Is Spicy Food Really Burning Your Mouth? Here's The Truth

Everyone has a different tolerance when it comes to spicy foods. Some people scoff at things like the Hot Pepper Challenge, while others make a point of telling their waiter they want those chile rellenos "extra mild". But what is actually going on physiologically when we eat spicy food? Or to answer one of humanity's most burning questions (literally!): Does spicy food burn our mouths when we eat it?

According to Slate, the answer is a resounding no. You're not burning your tongue or any other body part, but rather you're simply experiencing a neurological reaction. The outlet explains the burning sensation is due to the capsaicin in the pepper, "a chemical compound that clamps onto your mouth's neurotransmitters," these neurotransmitters are what causes you to experience a burning sensation. As EatingWell notes, capsaicin doesn't really have anything to do with taste or taste buds, as the human tongue only picks up five basic tastes: sweet, sour, bitter, salty, and umami. Everything else is simply our nerve receptors sensing heat and sounding the alarm ... even if we like what it is we're tasting. 
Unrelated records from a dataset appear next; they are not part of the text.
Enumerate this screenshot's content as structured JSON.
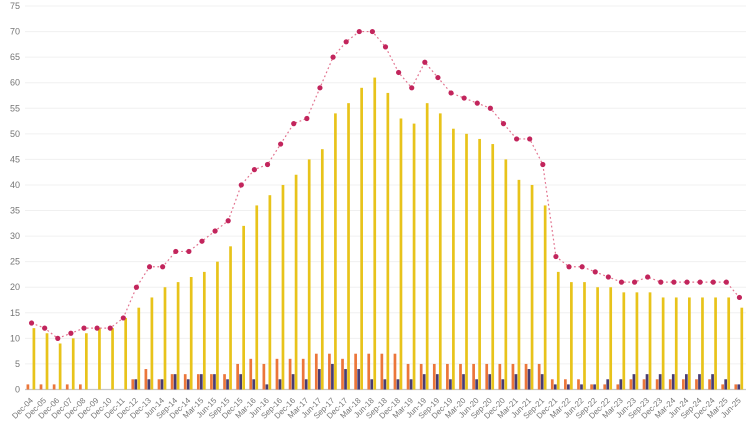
{
  "chart_data": {
    "type": "combo-bar-line",
    "title": "",
    "xlabel": "",
    "ylabel": "",
    "ylim": [
      0,
      75
    ],
    "ytick_step": 5,
    "grid": true,
    "legend": "none",
    "background_color": "#ffffff",
    "gridline_color": "#f0f0f0",
    "baseline_color": "#c7c7c7",
    "tick_label_color": "#757575",
    "y_tick_labels": [
      "0",
      "5",
      "10",
      "15",
      "20",
      "25",
      "30",
      "35",
      "40",
      "45",
      "50",
      "55",
      "60",
      "65",
      "70",
      "75"
    ],
    "categories": [
      "Dec-04",
      "Dec-05",
      "Dec-06",
      "Dec-07",
      "Dec-08",
      "Dec-09",
      "Dec-10",
      "Dec-11",
      "Dec-12",
      "Dec-13",
      "Jun-14",
      "Sep-14",
      "Dec-14",
      "Mar-15",
      "Jun-15",
      "Sep-15",
      "Dec-15",
      "Mar-16",
      "Jun-16",
      "Sep-16",
      "Dec-16",
      "Mar-17",
      "Jun-17",
      "Sep-17",
      "Dec-17",
      "Mar-18",
      "Jun-18",
      "Sep-18",
      "Dec-18",
      "Mar-19",
      "Jun-19",
      "Sep-19",
      "Dec-19",
      "Mar-20",
      "Jun-20",
      "Sep-20",
      "Dec-20",
      "Mar-21",
      "Jun-21",
      "Sep-21",
      "Dec-21",
      "Mar-22",
      "Jun-22",
      "Sep-22",
      "Dec-22",
      "Mar-23",
      "Jun-23",
      "Sep-23",
      "Dec-23",
      "Mar-24",
      "Jun-24",
      "Sep-24",
      "Dec-24",
      "Mar-25",
      "Jun-25"
    ],
    "series": [
      {
        "name": "orange-bars",
        "type": "bar",
        "color": "#EB763A",
        "values": [
          1,
          1,
          1,
          1,
          1,
          0,
          0,
          0,
          2,
          4,
          2,
          3,
          3,
          3,
          3,
          3,
          5,
          6,
          5,
          6,
          6,
          6,
          7,
          7,
          6,
          7,
          7,
          7,
          7,
          5,
          5,
          5,
          5,
          5,
          5,
          5,
          5,
          5,
          5,
          5,
          2,
          2,
          2,
          1,
          1,
          1,
          2,
          2,
          2,
          2,
          2,
          2,
          2,
          1,
          1
        ]
      },
      {
        "name": "purple-bars",
        "type": "bar",
        "color": "#483C72",
        "values": [
          0,
          0,
          0,
          0,
          0,
          0,
          0,
          0,
          2,
          2,
          2,
          3,
          2,
          3,
          3,
          2,
          3,
          2,
          1,
          2,
          3,
          2,
          4,
          5,
          4,
          4,
          2,
          2,
          2,
          2,
          3,
          3,
          2,
          3,
          2,
          3,
          2,
          3,
          4,
          3,
          1,
          1,
          1,
          1,
          2,
          2,
          3,
          3,
          3,
          3,
          3,
          3,
          3,
          2,
          1
        ]
      },
      {
        "name": "yellow-bars",
        "type": "bar",
        "color": "#E8C31A",
        "values": [
          12,
          11,
          9,
          10,
          11,
          12,
          12,
          14,
          16,
          18,
          20,
          21,
          22,
          23,
          25,
          28,
          32,
          36,
          38,
          40,
          42,
          45,
          47,
          54,
          56,
          59,
          61,
          58,
          53,
          52,
          56,
          54,
          51,
          50,
          49,
          48,
          45,
          41,
          40,
          36,
          23,
          21,
          21,
          20,
          20,
          19,
          19,
          19,
          18,
          18,
          18,
          18,
          18,
          18,
          16
        ]
      },
      {
        "name": "red-line",
        "type": "line",
        "style": "dotted",
        "marker_color": "#C2255C",
        "line_color": "#E2738F",
        "values": [
          13,
          12,
          10,
          11,
          12,
          12,
          12,
          14,
          20,
          24,
          24,
          27,
          27,
          29,
          31,
          33,
          40,
          43,
          44,
          48,
          52,
          53,
          59,
          65,
          68,
          70,
          70,
          67,
          62,
          59,
          64,
          61,
          58,
          57,
          56,
          55,
          52,
          49,
          49,
          44,
          26,
          24,
          24,
          23,
          22,
          21,
          21,
          22,
          21,
          21,
          21,
          21,
          21,
          21,
          18
        ]
      }
    ]
  }
}
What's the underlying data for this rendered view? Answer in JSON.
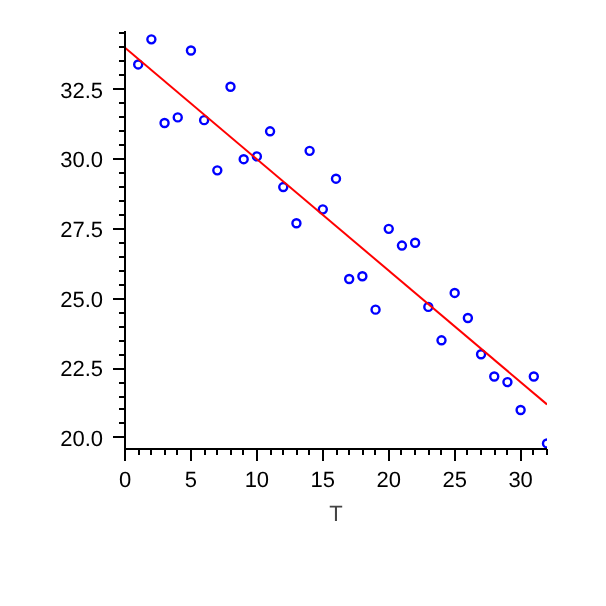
{
  "chart_data": {
    "type": "scatter",
    "xlabel": "T",
    "xlim": [
      0,
      32
    ],
    "ylim": [
      19.6,
      34.6
    ],
    "xticks": [
      0,
      5,
      10,
      15,
      20,
      25,
      30
    ],
    "yticks": [
      {
        "value": 20,
        "label": "20.0"
      },
      {
        "value": 22.5,
        "label": "22.5"
      },
      {
        "value": 25,
        "label": "25.0"
      },
      {
        "value": 27.5,
        "label": "27.5"
      },
      {
        "value": 30,
        "label": "30.0"
      },
      {
        "value": 32.5,
        "label": "32.5"
      }
    ],
    "grid": false,
    "series": [
      {
        "marker": "circle",
        "color": "#0000ff",
        "x": [
          1,
          2,
          3,
          4,
          5,
          6,
          7,
          8,
          9,
          10,
          11,
          12,
          13,
          14,
          15,
          16,
          17,
          18,
          19,
          20,
          21,
          22,
          23,
          24,
          25,
          26,
          27,
          28,
          29,
          30,
          31,
          32
        ],
        "values": [
          33.4,
          34.3,
          31.3,
          31.5,
          33.9,
          31.4,
          29.6,
          32.6,
          30.0,
          30.1,
          31.0,
          29.0,
          27.7,
          30.3,
          28.2,
          29.3,
          25.7,
          25.8,
          24.6,
          27.5,
          26.9,
          27.0,
          24.7,
          23.5,
          25.2,
          24.3,
          23.0,
          22.2,
          22.0,
          21.0,
          22.2,
          19.8
        ]
      },
      {
        "type": "line",
        "marker": "none",
        "color": "#ff0000",
        "x": [
          0,
          32
        ],
        "values": [
          34.0,
          21.2
        ]
      }
    ]
  }
}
Spicy food is not only hurting, it's helping

So it wasn't that Tabasco sauce you slathered your morning eggs with that caused you to feel like your mouth was burning. Rather, the Tabasco sauce simply tripped an ancient alarm bell in your nerve endings, in a response to heat. The fact that the body sends off such immediate and unmistakable warnings does raise some other interesting questions, though. Like is this healthy? Also, why do so many people really seem to enjoy eating seriously spicy foods?

As to the first question, it seems that eating spicy food has positive health benefits. Healthline shares five of them, including longer a lifespan, reduced inflammation, a speedy metabolism, and that spicy food kills harmful bacteria. That fifth benefit? Capsaicin could help fight cancer. So yes, eating spicy foods really is good for you.

As to why some people enjoy eating spicy foods, the answer seems to be uncertain, according to the BBC. Some scientists point to endorphins released when eating spicy food, while others believe it is merely an enhanced appreciation for the "variety" of life.